Matej Minac and the power of good
Last November the film director Matej Minac achieved something beyond his dreams. His film "Nicholas Winton - the Power of Good", won the greatest international honour that a documentary film can achieve: it was voted best documentary in the International Emmy Television Awards in New York. The film, a Czech-Slovak coproduction, is about a young British stockbroker, who saved nearly 700 Jewish children at the beginning of the Nazi occupation of Prague, struggling against time to find them homes in Britain. The now 93-year-old Nicholas Winton is the central figure in this powerful and moving film. Here Matej Minac remembers the moment when the Emmy Awards were announced.
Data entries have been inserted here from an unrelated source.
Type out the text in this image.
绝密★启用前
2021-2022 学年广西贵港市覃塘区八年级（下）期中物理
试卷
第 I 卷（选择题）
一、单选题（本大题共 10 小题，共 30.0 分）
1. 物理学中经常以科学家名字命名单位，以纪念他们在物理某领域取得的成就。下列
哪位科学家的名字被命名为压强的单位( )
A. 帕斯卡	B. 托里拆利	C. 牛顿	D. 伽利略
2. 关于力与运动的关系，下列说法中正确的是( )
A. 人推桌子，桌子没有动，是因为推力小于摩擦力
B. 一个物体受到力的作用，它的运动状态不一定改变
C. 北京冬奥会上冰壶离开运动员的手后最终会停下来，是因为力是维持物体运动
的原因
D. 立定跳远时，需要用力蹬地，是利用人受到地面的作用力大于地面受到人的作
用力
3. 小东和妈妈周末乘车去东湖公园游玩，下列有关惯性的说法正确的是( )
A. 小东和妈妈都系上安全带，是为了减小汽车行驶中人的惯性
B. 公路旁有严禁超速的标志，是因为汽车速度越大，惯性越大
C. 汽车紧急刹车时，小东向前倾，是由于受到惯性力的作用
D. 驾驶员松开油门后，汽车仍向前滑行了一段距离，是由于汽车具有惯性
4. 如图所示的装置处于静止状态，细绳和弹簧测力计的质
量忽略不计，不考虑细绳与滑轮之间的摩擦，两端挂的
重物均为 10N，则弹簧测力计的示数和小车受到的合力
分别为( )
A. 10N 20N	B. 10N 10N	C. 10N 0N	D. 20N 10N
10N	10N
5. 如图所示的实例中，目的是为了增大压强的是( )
"When we went to New York, Joe Schlesinger the narrator of the film was there and my executive producer, Martina Stolbova and my fellow producer Patrik Pass. The day before we saw all the movies in our category and they were very, very good. They were from the big companies like NHK in Japan, ZDF, Arte and CBC, so we were thinking that our chance of winning the EMMY is very little and more or less I was sure that we won't win it. So the moment when they said at the ceremony at this gala evening: "And the winner is Nicholas Winton - the Power of Good", I thought that I didn't hear it properly, so we didn't react, we didn't do anything, you know. And so they had a little bit to repeat: "And the winner is ", and only then did we believe it. And we said that really for us it's an amazing thing because this prize more or less belongs to a man - Nicholas Winton - to whom we wanted to pay tribute, because he deserved it so much that he selflessly rescued these 700 children. And he did something absolutely astonishing, and for us it was such a moment of self-fulfillment that we could thank him this way, through our profession."